For those who do not know, the lion dance is a Chinese cultural art that has deep roots in Chinese tradition and values. From the colours and visual details of the lion head himself and the dance he performs there is a story of China’s arts and craft, dance, history, customs and rituals, and language.

The lion dance involves two persons who don the lion costume playing the part of the lion, and an ensemble of percussion instrumentalists who provide the rhythm and bring the lion to life.

The lion head itself is an incredible piece of multimedia art. Its basic shape, the frame, is fashioned from bamboo strips held together with paper ties. The frame is then lined with layers of paper mache. Once dried, careful painting of the lion is carried out using particular colours and patterns, depending on what story the artist wishes the lion to convey. Colour schemes often depict certain characters from the Chinese history Romance of the Three Kingdoms. Finally, the ornaments are attached, such as pom poms, animal hide, and the mirror. Current trends see the frame being made of rattan or PVC pipes to make the lion head more lightweight and hence easier to dance with, but nonetheless the end result is as equally majestic.

In the olden days, a kung fu school would demand respect through its lion dance. Any master’s school and his members would be judged by the strength of their lion dance skills. As such, during that time the lion was made to appear fierce and powerful. The schools strived for the lion to be given life (sang) and ferocity (mang) through their dancing, easier to achieve when the lion head looked the part. Artists of these older lion heads had these aspirations and created masterpieces. Like any true artist, they gave the creation process time, patience, and effort, excelling in the art to make beautiful lion heads.

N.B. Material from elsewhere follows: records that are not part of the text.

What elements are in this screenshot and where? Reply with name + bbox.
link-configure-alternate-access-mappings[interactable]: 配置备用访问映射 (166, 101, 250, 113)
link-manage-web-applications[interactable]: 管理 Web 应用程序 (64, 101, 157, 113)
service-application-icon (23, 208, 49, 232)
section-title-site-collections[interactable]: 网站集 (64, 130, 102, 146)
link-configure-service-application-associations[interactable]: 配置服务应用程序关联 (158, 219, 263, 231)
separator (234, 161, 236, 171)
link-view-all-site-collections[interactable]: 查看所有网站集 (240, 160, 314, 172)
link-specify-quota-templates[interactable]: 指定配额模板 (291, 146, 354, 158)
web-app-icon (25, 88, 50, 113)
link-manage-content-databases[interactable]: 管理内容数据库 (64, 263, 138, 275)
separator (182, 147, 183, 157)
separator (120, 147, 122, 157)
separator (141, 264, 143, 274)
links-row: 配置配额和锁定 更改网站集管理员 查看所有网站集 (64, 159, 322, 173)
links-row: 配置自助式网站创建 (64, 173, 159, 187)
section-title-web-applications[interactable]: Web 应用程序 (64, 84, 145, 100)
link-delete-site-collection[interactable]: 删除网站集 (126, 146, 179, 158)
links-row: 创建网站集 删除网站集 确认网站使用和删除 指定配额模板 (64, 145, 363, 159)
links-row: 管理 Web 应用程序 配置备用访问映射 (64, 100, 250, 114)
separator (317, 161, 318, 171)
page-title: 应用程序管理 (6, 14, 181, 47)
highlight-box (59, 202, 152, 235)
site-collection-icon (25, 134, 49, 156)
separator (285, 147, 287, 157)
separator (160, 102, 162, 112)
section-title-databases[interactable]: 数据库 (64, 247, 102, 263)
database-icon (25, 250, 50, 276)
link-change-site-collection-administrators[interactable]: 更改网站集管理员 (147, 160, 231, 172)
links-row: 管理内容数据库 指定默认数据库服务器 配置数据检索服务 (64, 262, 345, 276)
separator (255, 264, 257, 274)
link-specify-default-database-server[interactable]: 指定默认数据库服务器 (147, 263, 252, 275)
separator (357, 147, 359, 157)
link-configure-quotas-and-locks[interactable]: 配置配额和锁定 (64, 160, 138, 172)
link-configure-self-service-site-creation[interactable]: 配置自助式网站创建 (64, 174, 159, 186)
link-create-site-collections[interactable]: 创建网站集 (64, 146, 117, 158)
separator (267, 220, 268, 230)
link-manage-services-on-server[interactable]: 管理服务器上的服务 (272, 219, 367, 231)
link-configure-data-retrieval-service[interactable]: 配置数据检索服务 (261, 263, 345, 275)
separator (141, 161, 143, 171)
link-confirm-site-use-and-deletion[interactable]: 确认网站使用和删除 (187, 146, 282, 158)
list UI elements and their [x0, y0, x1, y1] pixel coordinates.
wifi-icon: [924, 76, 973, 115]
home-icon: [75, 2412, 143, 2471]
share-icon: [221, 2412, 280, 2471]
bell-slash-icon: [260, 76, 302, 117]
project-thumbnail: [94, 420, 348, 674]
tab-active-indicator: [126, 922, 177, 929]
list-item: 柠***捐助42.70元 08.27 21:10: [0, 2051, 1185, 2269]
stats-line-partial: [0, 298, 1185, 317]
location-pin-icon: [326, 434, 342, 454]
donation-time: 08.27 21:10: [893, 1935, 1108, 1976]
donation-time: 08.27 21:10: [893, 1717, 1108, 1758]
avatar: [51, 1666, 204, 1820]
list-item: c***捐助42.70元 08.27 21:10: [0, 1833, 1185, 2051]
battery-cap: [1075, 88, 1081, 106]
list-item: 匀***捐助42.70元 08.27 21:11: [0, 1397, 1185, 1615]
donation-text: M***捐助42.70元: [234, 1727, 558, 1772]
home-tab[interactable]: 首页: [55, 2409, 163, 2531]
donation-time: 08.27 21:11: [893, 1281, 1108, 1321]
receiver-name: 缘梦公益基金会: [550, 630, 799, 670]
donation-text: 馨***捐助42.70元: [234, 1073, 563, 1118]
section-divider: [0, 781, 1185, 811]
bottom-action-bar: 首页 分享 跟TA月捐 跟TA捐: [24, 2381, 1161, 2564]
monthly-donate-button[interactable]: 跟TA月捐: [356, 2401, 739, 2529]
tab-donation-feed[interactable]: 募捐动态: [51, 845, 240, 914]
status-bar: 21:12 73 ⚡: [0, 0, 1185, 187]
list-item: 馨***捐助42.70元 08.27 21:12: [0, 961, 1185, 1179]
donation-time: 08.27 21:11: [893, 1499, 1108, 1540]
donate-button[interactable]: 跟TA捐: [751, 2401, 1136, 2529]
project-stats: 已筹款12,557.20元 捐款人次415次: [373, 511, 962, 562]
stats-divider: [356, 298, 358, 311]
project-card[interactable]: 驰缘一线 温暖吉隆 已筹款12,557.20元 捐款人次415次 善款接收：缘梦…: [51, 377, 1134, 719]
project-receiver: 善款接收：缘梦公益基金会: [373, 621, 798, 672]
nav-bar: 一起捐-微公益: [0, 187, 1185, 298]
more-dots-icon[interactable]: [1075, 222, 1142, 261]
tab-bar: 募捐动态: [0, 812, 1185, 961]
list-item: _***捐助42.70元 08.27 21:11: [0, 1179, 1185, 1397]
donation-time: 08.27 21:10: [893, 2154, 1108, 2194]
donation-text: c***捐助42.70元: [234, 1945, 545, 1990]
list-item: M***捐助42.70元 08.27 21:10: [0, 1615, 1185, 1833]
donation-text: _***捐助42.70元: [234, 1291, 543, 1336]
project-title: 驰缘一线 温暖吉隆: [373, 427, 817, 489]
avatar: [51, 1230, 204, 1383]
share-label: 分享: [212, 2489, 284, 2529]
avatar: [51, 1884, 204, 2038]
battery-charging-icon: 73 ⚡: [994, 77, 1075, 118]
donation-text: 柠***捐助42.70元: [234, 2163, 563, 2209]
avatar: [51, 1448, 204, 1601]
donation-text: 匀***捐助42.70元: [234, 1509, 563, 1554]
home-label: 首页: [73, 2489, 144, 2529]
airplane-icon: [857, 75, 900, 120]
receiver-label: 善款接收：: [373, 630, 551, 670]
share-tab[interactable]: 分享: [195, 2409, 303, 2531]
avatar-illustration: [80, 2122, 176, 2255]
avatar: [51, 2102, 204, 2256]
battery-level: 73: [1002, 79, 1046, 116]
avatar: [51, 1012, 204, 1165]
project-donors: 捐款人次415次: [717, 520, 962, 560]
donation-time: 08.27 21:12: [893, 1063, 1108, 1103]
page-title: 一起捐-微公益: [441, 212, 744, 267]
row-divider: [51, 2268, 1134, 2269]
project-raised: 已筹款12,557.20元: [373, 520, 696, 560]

Over the years the lion has evolved, reflecting changes of attitude toward kung fu schools and the way the schools view the lion dance. With nearly no competition among kung fu schools the lion dance is no longer perfected as a martial representation of the school, but rather danced for the school to gain popular attention in the community for its own promotion. Some have branched out to include styles of dance that attempt to combine the life-like movements of the lion with impressive acrobatic tricks, such as hopping across a line of high poles. The appearance of the lion head has also changed; his facial expression and ornaments are softer and rounder, no longer looking frightening but rather looking cute. The colours and patterns are also less rooted in China, but have been influenced from other Asian countries such as the currently popular Batik motif. The lion tails have also changed, older lions having brightly coloured and decorated long tails compared to the new tails which are duller and greatly shortened in length. The cuter and more adorned new lion with its short tail makes it a better candidate in lion dancing for show and performance competition.

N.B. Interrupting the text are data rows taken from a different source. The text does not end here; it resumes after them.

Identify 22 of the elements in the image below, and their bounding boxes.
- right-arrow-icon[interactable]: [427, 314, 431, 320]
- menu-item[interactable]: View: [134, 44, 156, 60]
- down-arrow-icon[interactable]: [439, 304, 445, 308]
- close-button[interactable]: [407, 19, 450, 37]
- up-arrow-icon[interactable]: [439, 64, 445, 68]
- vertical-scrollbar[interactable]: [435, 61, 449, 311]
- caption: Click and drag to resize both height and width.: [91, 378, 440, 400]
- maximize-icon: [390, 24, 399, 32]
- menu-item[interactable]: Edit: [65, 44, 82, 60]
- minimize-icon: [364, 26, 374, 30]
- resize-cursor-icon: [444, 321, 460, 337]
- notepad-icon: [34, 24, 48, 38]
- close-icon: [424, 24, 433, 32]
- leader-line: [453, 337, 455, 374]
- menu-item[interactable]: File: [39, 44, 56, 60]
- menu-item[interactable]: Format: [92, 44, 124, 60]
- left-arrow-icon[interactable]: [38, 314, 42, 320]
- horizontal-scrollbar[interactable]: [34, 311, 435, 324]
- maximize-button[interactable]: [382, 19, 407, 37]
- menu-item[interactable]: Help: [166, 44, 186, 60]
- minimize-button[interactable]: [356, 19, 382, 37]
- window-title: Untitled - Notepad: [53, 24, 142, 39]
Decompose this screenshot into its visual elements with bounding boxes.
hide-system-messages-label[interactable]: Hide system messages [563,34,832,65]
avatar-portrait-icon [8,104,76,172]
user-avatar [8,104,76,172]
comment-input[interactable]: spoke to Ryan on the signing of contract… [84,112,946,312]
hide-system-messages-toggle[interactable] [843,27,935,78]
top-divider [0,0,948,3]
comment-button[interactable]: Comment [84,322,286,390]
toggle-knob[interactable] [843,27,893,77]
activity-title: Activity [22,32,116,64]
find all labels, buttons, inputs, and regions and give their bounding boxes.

Like most lion dance enthusiasts, my own foundation of the lion dance comes from my kung fu. I practise Dragon Style Kung Fu and my school dances the lion in Hong Kong style. The Hong Kong style favours the old fierce lion, in both the artistry of the lion head and the mostly grounded movements. Too many of the current made and danced lions lack the viciousness and intensity of the traditional lions, once which were the soul of the kung fu school.

My aim to recreate a traditional lion head- a young Liu Bei coloured by the rainbow and edged with thick black bristle fur, his long tail flapping behind him as he is once more awakened.

The Hong Kong Dragon Sign Athletic Association visiting an ancestral hall in Dong Guan, China.